Rep. Jared Polis (D-Colo.) is currently pushing for federal marijuana legalization in Congress in order capitalize on the potential tax revenue as a creative solution for aiding state budgets still reeling from the recession.
"I've seen some estimates in the high tens of millions, as much as $100 million for [Colorado]," Polis told Politico.
Some market analysts have estimated that with pot now legal for recreational use in Colorado and Washington, taxing the drug could bring in as much as billions of dollars annually.
If marijuana were legalized at a federal level, researchers estimate the market potential for pot could be worth anywhere between $10 billion and $120 billion a year, in addition to between $35 billion and $45 billion in taxes, according to statistics gathered by Bloomberg.
Dale Gieringer, the director of California National Organization for the Reform of Marijuana Laws, said legalizing recreational marijuana use in the state could possibly create a revenue of $1.2 billion, according to The Christian Post. Gieringer says he's experimented with a study that would use traditional sales tax and another $50 fee per ounce of marijuana.

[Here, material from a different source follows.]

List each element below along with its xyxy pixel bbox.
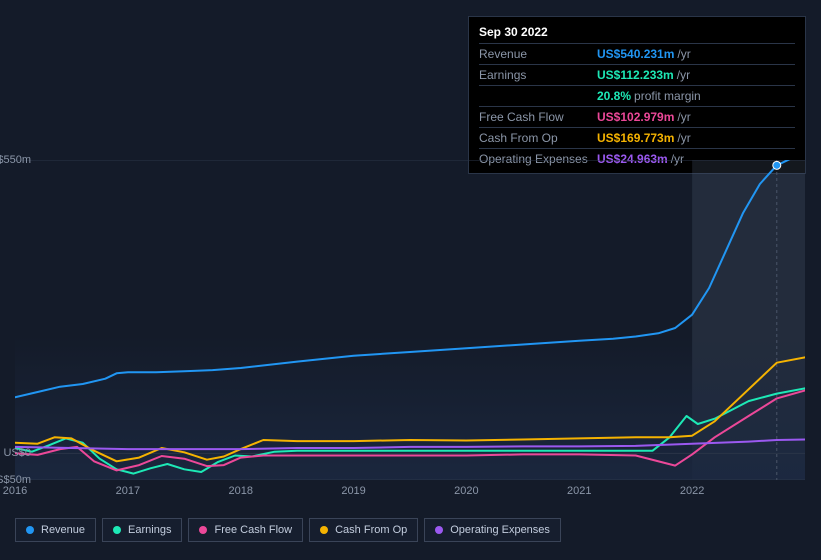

He argued that if legalized throughout the U.S., tax revenue from legal pot could light up infrastructure in struggling cities across the country, including a "substantial dent in needed school improvements, particularly in poorer districts."

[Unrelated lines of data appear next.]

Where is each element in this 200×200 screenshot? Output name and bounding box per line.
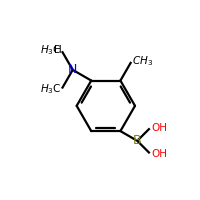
Text: OH: OH <box>151 123 167 133</box>
Text: B: B <box>133 134 142 147</box>
Text: $H_3$C: $H_3$C <box>40 83 62 96</box>
Text: H: H <box>54 45 62 55</box>
Text: $H_3$C: $H_3$C <box>40 43 62 57</box>
Text: $CH_3$: $CH_3$ <box>132 54 153 68</box>
Text: OH: OH <box>151 149 167 159</box>
Text: N: N <box>68 63 77 76</box>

Rosalie Liccardo Pacula, the co-director of the RAND Drug Policy Research Center, tempered Gieringer's claims by cautioning that more study was still needed before such a tax could be proved viable. "You have to know more about the structure of the demand curve, which we don't have any data on because this is black-market; it's all conjecture," she said.
Polis agrees. He says law makers need to fully understand how to exact a fair tax on pot before federal legalization can take effect: "You want to make sure the black market doesn't have an advantage over the regulated market because if it does, then the whole concept fails and people will continue to buy marijuana illegally - so there has to be a price advance for the legal market."

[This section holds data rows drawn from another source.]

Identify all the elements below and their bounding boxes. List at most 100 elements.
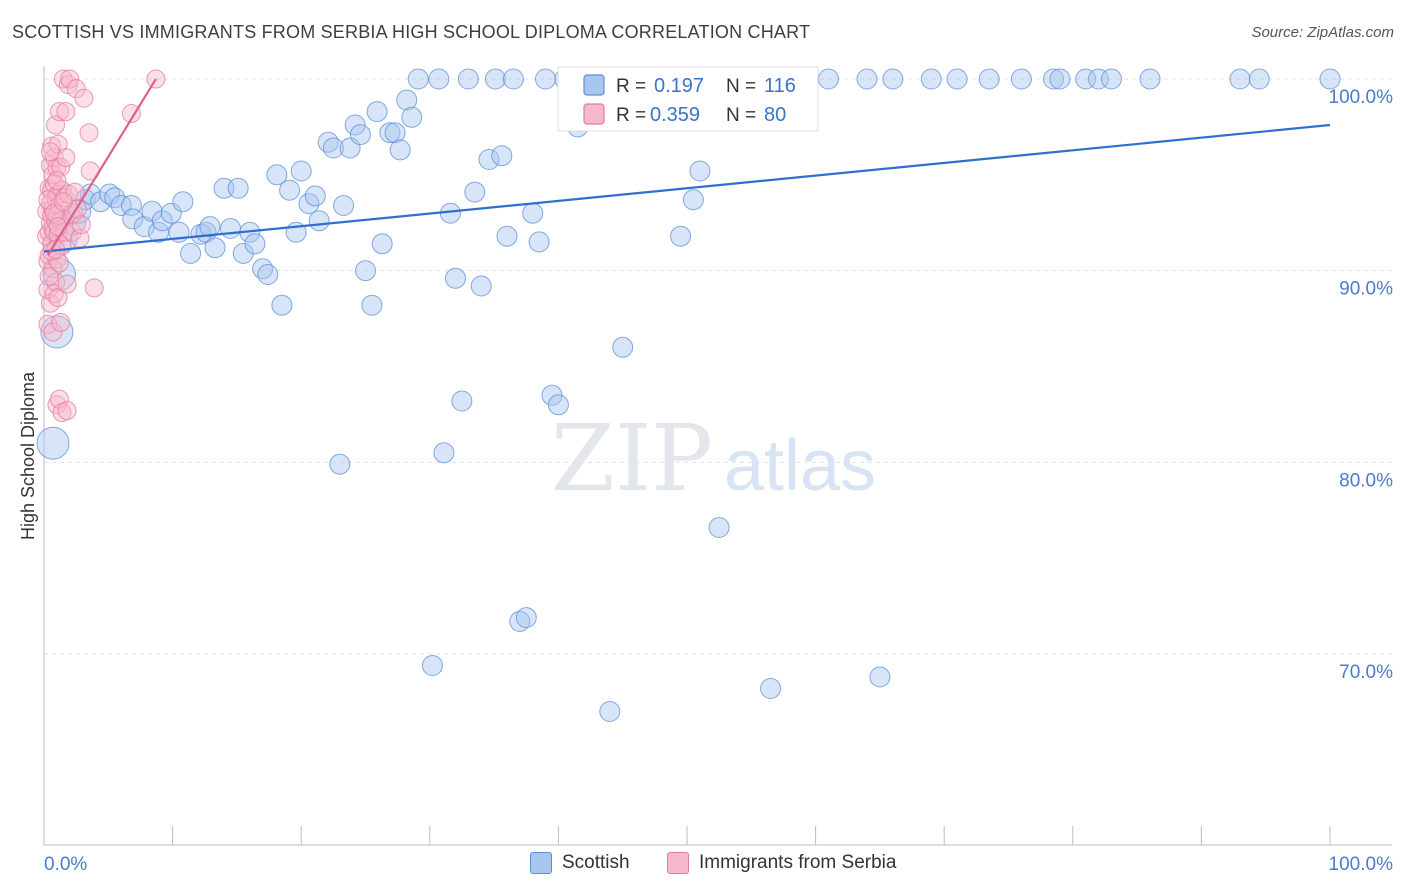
serbia-point — [57, 274, 77, 294]
chart-title: SCOTTISH VS IMMIGRANTS FROM SERBIA HIGH … — [12, 22, 811, 42]
scottish-point — [522, 202, 544, 224]
scottish-point — [1088, 68, 1109, 90]
scottish-point — [946, 68, 968, 90]
grid-layer: 70.0% 80.0% 90.0% 100.0% — [44, 78, 1394, 683]
serbia-point — [40, 293, 60, 313]
scottish-point — [361, 294, 383, 316]
points-layer — [36, 68, 1341, 722]
scottish-point — [227, 177, 249, 199]
stats-legend-swatch-pink — [583, 103, 605, 125]
serbia-point — [57, 401, 77, 421]
source-label: Source: ZipAtlas.com — [1251, 24, 1394, 41]
serbia-point — [42, 136, 62, 156]
scottish-point — [1139, 68, 1161, 90]
scottish-point — [670, 225, 692, 247]
scottish-point — [384, 122, 406, 144]
scottish-point — [329, 453, 351, 475]
scottish-point — [682, 189, 704, 211]
scottish-point — [1229, 68, 1251, 90]
scottish-point — [244, 233, 266, 255]
scottish-point — [491, 145, 513, 167]
stats-n-label-2: N = — [726, 105, 756, 126]
serbia-point — [49, 102, 69, 122]
serbia-trend-line — [46, 78, 157, 256]
scottish-point — [689, 160, 711, 182]
scottish-point — [509, 610, 531, 632]
stats-r-value-2: 0.359 — [650, 104, 700, 126]
serbia-point — [146, 69, 166, 89]
scottish-point — [180, 242, 202, 264]
serbia-point — [53, 69, 73, 89]
scottish-point — [421, 655, 443, 676]
x-tick-label: 100.0% — [1329, 854, 1394, 875]
y-tick-label: 70.0% — [1339, 662, 1393, 683]
scottish-point — [355, 260, 376, 282]
scottish-point — [1043, 68, 1064, 90]
axis-layer: 0.0% 100.0% — [43, 66, 1394, 875]
scottish-point — [344, 114, 366, 136]
scottish-point — [290, 160, 312, 182]
legend-scottish[interactable]: Scottish — [530, 852, 630, 874]
legend-swatch-serbia — [667, 852, 689, 874]
scottish-point — [978, 68, 1000, 90]
scottish-point — [484, 68, 506, 90]
scottish-point — [478, 149, 500, 170]
scottish-point — [882, 68, 904, 90]
serbia-point — [40, 142, 60, 162]
scottish-point — [333, 195, 355, 216]
watermark-atlas: atlas — [724, 426, 876, 506]
scottish-point — [48, 223, 78, 253]
scottish-point — [856, 68, 878, 90]
scottish-point — [90, 191, 112, 213]
stats-r-label-1: R = — [616, 76, 646, 97]
scottish-point — [1248, 68, 1270, 90]
scottish-point — [428, 68, 450, 90]
scottish-point — [407, 68, 429, 90]
scottish-point — [172, 191, 194, 213]
scottish-point — [547, 394, 569, 416]
y-tick-label: 100.0% — [1329, 87, 1394, 108]
scottish-point — [401, 106, 423, 128]
scottish-point — [535, 68, 556, 90]
scottish-point — [204, 237, 226, 259]
scottish-point — [1049, 68, 1071, 90]
stats-r-label-2: R = — [616, 105, 646, 126]
scottish-point — [433, 442, 455, 464]
serbia-point — [53, 192, 73, 212]
serbia-point — [71, 215, 91, 235]
scottish-point — [451, 390, 473, 412]
serbia-point — [56, 102, 76, 122]
scottish-point — [457, 68, 479, 90]
legend-swatch-scottish — [530, 852, 552, 874]
scottish-point — [160, 202, 182, 224]
legend-label-scottish: Scottish — [562, 852, 630, 873]
serbia-point — [79, 123, 99, 143]
scottish-point — [389, 139, 411, 161]
serbia-point — [60, 69, 80, 89]
scottish-point — [496, 225, 518, 247]
watermark: ZIP atlas — [551, 405, 876, 512]
scottish-point — [869, 666, 891, 688]
legend-label-serbia: Immigrants from Serbia — [699, 852, 897, 873]
serbia-point — [74, 88, 94, 108]
scottish-point — [257, 264, 279, 285]
scottish-point — [199, 216, 221, 238]
stats-n-label-1: N = — [726, 76, 756, 97]
scottish-point — [1319, 68, 1341, 90]
scottish-point — [528, 231, 550, 253]
scottish-point — [760, 678, 782, 699]
scottish-point — [502, 68, 524, 90]
scottish-point — [920, 68, 942, 90]
scottish-point — [445, 267, 466, 289]
serbia-point — [66, 79, 86, 99]
scottish-point — [266, 164, 288, 186]
scottish-point — [818, 68, 839, 90]
legend-serbia[interactable]: Immigrants from Serbia — [667, 852, 896, 874]
scottish-point — [1075, 68, 1097, 90]
watermark-zip: ZIP — [551, 405, 713, 512]
scottish-point — [515, 607, 537, 629]
y-axis-label: High School Diploma — [18, 371, 38, 540]
scottish-point — [349, 124, 371, 146]
scottish-point — [304, 185, 326, 207]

According to marijuana non-profit advocacy group NORML, "Modern research suggests that cannabis is a valuable aid in the treatment of a wide range of clinical applications. These include pain relief, nausea, spasticity, glaucoma, and movement disorders. Marijuana is also a powerful appetite stimulant and emerging research suggests that marijuana's medicinal properties may protect the body against some types of malignant tumors, and are neuroprotective."
Based on the most recent Gallup poll, national support for the legalization of marijuana is at an all-time high. Adults under 30 back legalization 62 percent; 56 percent of adults between the ages of 30-49 are in favor of legal pot; and 49 percent of people between 50-64 support legalization.